Let $p_n$ be the probability of winning from state $n$, where the tuple $n = (n_0, n_1, n_2, n_3, n_4)$ is as above. The number of cards seen so far is $\sum_{k=0}^4 {kn_k}$. The number of cards still in the deck, $D$, is 52 minus this number. If $n_4 > 0$, then $p_n = 1$. Else, let $g$ be the largest $k$ for which $n_k > 0$. You will guess a rank counted in $n_g$. The number of ranks with each count, other than the one you guess, is $$n'_k = \begin{cases}n_k & \text{if $k\neq g$,} \cr n_k - 1 & \text{if $k=g$.}\end{cases}$$ For a particular $k$, for each rank counted in $n_k$, the probability that the next card that turns up is of that rank is $\frac{4-k}{D}$, so the probability that some card of any such rank (other than the one we guess) turns up is $\frac{n'_k(4-k)}{D}$. Once such a card turns up, the next state has one less rank in $n_k$ and one more in $n_{k+1}$. That is, calling the new state $m = m(k)$, $$m_j = \begin{cases}n_j - 1 & \text{if $j = k$,} \cr n_j + 1 & \text{if $j=k+1$} \cr n_j &\text{otherwise.} \end{cases}$$
So the probability of winning from state $n$ (if $n_4 = 0$) is $$p_n = \sum_{k=0}^{3} \frac{n'_k(4-k)}{D}p_{m(k)}.$$
(The code, if anyone's interested, is at the end of the second revision of this answer).)
Edit: By Googling for the answer obtained above, I found this paper:
They consider this problem and obtain exactly the same answer.
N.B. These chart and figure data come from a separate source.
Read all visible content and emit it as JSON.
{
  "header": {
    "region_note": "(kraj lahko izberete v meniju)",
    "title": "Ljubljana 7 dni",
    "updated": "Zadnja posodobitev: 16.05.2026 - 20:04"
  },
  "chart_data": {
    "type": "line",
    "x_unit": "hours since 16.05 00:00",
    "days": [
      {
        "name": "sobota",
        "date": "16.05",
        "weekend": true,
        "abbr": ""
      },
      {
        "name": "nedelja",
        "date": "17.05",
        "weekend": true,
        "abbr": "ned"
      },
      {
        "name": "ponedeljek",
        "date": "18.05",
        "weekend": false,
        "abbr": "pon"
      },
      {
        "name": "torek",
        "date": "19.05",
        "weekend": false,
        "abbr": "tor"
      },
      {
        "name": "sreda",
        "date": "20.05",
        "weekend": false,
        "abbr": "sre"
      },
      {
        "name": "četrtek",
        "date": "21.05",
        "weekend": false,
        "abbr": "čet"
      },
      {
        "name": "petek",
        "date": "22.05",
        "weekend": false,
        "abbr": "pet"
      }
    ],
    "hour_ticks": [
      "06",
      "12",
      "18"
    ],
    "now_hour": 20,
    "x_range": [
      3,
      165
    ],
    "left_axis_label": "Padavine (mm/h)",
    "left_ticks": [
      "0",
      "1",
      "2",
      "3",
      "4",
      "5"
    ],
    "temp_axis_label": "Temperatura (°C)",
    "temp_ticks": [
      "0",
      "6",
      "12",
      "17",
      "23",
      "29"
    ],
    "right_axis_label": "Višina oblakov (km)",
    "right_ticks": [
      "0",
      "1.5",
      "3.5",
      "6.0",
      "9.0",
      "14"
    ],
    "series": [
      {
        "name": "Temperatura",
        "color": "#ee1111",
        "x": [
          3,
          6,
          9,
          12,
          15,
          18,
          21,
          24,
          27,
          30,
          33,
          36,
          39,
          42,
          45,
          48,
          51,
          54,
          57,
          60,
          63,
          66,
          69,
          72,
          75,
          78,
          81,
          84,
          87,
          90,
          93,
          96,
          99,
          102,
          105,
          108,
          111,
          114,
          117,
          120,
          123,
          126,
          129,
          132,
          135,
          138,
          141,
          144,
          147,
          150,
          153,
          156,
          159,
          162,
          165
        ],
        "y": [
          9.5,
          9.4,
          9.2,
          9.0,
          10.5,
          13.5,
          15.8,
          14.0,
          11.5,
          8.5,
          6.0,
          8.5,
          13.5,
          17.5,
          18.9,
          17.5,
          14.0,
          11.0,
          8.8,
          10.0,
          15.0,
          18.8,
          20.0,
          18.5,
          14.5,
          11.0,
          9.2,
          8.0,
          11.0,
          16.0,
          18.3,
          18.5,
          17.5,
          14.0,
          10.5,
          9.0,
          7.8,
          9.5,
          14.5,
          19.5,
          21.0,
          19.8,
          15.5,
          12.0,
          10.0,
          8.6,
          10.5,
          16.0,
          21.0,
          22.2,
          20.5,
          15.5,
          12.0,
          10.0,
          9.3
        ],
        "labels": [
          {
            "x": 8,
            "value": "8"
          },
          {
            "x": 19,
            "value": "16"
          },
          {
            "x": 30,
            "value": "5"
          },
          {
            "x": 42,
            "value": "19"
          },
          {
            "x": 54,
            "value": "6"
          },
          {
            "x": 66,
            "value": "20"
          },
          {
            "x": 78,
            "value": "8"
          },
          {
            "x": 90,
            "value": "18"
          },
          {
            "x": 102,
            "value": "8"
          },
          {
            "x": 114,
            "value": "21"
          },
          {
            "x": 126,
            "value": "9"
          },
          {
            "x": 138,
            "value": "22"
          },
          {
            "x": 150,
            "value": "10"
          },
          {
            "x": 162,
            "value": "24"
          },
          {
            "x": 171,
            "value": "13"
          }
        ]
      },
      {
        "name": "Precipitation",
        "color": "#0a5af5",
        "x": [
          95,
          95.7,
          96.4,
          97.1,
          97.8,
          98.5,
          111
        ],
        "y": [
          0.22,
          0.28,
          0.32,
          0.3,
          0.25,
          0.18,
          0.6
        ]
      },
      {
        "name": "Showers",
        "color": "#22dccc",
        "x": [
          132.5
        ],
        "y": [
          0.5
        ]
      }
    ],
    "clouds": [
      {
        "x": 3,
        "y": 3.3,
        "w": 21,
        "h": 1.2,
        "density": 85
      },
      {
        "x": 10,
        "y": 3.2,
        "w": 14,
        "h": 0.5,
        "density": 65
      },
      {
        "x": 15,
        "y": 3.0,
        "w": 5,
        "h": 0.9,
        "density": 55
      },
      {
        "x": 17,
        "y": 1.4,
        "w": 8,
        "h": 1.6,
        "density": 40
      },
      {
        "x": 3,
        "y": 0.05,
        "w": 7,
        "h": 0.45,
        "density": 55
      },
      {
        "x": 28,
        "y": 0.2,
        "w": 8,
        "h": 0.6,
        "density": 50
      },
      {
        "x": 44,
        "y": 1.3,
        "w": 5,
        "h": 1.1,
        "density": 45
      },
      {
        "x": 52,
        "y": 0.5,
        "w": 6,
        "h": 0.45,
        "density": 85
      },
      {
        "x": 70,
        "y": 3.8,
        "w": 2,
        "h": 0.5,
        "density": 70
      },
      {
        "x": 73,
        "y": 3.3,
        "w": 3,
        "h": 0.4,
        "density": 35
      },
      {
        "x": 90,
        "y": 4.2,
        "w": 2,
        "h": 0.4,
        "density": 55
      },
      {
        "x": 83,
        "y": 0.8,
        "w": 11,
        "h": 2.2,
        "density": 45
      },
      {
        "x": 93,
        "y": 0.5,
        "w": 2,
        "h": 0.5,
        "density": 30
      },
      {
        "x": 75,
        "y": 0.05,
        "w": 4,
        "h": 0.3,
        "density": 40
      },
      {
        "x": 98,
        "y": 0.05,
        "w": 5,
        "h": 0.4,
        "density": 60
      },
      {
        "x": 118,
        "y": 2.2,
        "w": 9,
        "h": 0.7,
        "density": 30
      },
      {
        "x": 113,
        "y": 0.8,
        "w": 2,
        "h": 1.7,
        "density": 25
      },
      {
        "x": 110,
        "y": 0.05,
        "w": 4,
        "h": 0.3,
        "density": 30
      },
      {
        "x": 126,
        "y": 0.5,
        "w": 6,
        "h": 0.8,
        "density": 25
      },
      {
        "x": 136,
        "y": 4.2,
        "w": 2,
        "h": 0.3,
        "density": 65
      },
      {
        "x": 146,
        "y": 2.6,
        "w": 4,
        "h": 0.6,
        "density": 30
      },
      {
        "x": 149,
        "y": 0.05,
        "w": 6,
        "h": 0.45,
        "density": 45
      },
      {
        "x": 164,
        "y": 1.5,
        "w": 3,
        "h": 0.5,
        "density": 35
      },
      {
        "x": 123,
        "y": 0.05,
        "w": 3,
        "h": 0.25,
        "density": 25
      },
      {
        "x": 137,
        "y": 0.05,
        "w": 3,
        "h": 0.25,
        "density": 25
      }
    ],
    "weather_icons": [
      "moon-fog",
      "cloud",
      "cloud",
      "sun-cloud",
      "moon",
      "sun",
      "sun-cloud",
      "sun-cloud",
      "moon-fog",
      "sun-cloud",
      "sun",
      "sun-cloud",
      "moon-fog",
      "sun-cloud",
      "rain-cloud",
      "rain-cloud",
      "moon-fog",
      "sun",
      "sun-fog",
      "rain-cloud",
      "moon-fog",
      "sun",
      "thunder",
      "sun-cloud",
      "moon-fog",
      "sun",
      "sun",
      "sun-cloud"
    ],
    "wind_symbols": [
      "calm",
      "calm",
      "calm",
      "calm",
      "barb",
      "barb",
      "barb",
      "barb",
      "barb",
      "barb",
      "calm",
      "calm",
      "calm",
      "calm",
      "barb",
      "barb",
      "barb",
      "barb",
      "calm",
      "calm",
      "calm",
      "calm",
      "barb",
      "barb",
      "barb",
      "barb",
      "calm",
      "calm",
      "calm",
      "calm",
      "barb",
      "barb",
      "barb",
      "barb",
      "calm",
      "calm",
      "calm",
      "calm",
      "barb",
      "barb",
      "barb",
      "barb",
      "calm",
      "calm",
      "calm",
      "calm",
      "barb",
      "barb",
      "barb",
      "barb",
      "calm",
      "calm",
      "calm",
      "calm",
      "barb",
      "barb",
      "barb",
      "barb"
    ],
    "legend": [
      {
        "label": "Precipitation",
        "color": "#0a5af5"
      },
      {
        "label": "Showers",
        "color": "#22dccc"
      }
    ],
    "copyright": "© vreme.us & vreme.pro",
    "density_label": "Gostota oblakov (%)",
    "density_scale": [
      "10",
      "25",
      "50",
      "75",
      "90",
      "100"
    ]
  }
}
They too say "it seems that there is no general closed formula" and find the answer by computer; they seem to be using the algorithm I mentioned in passing above, which for this standard deck considers $5^{13}$ states. They also study the variant where the player has to specify all the sequence of guesses in advance. For some reason they have a relatively long proof that the greedy strategy above is optimal, but I can't find any bug in my proof above.